Kita tak perlu repot-repot memakai pisau analisis Jurgen Habermas atau musti bertanya pada Habermasian tekun, Prof. F. Budi Hardiman. Tak perlu. Terlalu ruwet. Njelimet.
Kita sudah bisa menganalisanya sejak dalam pikiran, dengan cukup melihatnya dan melakukan angen-angen sak maknane; ini chat dengan orang yang kira-kira berkorelasi dengan ruang privat atau ruang publik-ku ya? Sudah itu saja. Cukup. Sungguh. Sudah cukup.
Jika dengan pacar, mantan, gebetan atau selingkuhan, tentu itu privat bukan? Nah, yang publik tentu kita sudah tahu semua — dengan segala kepentingan dan segala kesemrawutan kita masing-masing.
Atau anda tetap bisa mematikan centang biru itu kapan pun, semau anda saat chat dengan siapa saja. Dan tenang saja, ada banyak solusi terkait ini.
Pertama anda setidaknya musti mempunyai 2 gawai dan 2 akun WhatsApp. Satu untuk privat, satu lagi untuk publik.

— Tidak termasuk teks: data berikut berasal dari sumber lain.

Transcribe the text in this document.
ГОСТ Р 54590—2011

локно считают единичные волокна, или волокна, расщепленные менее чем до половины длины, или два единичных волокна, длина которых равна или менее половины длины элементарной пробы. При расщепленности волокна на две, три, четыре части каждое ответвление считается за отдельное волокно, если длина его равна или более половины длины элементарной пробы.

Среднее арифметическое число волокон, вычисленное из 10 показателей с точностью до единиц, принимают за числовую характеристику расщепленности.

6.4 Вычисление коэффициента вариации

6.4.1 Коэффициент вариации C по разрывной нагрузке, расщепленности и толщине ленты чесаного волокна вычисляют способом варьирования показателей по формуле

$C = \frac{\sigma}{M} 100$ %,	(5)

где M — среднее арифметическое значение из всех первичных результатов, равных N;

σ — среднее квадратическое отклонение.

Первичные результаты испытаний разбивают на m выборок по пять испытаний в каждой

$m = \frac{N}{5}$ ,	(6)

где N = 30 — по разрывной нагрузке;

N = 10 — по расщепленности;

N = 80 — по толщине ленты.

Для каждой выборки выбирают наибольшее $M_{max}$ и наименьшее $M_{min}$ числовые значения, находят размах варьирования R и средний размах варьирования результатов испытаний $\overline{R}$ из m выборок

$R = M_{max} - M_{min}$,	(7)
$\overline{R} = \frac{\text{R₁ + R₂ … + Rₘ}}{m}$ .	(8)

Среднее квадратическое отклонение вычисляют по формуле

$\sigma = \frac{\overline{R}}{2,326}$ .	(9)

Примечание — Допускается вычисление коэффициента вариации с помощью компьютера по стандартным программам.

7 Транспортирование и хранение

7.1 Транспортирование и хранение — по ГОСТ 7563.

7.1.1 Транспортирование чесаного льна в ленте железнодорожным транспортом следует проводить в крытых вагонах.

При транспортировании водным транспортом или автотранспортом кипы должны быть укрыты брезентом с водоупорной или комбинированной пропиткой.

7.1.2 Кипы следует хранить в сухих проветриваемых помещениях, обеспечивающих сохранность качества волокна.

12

Kedua, anda musti fast respon membalas atau menanggapi sebuah chat yang masuk, tak harus menunggu sampai si pengirim galau, karena chatnya tak terbalas — lantas akhirnya menelfon anda.
Dan terakhir, bayangkan jika atasan anda, entah Guru, Dosen, Mandor, Juragan atau siapa saja yang kiranya bisa bikin ada gupuh saat beliau tiba-tiba menelfon anda, mencari-cari anda karena sebuah aral. Entah karena sebuah tugas yang belum selesai, kasus di sekolahan, atau mungkin itu adalah dosen pembimbing dan penguji anda. Atau Debt Collector. Atau calon mertua anda.
Dan paling akhir, bayangkan jika anda sudah sebagai orang tua, sejak pagi anak anda keluar pamit sekolah. Sampai petang belum pulang. Lalu anda mengechatnya, namun fitur centang birunya dimatikan. Tapi kemudian, saat anda menunggu dengan cemas balasan darinya, serta rasa khawatir sudah menyergap anda, anak anda membuat status jika ia sedang di sebuah warung kopi.
Jika sudah demikian, centang biru menyala adalah salah satu hal remeh temeh namun dengan itu pula anda bisa merasa lebih ayem dan tentrem, setidaknya anda bisa mendeteksi serta mendiagnosa keberadaan dan kehidupan anak anda.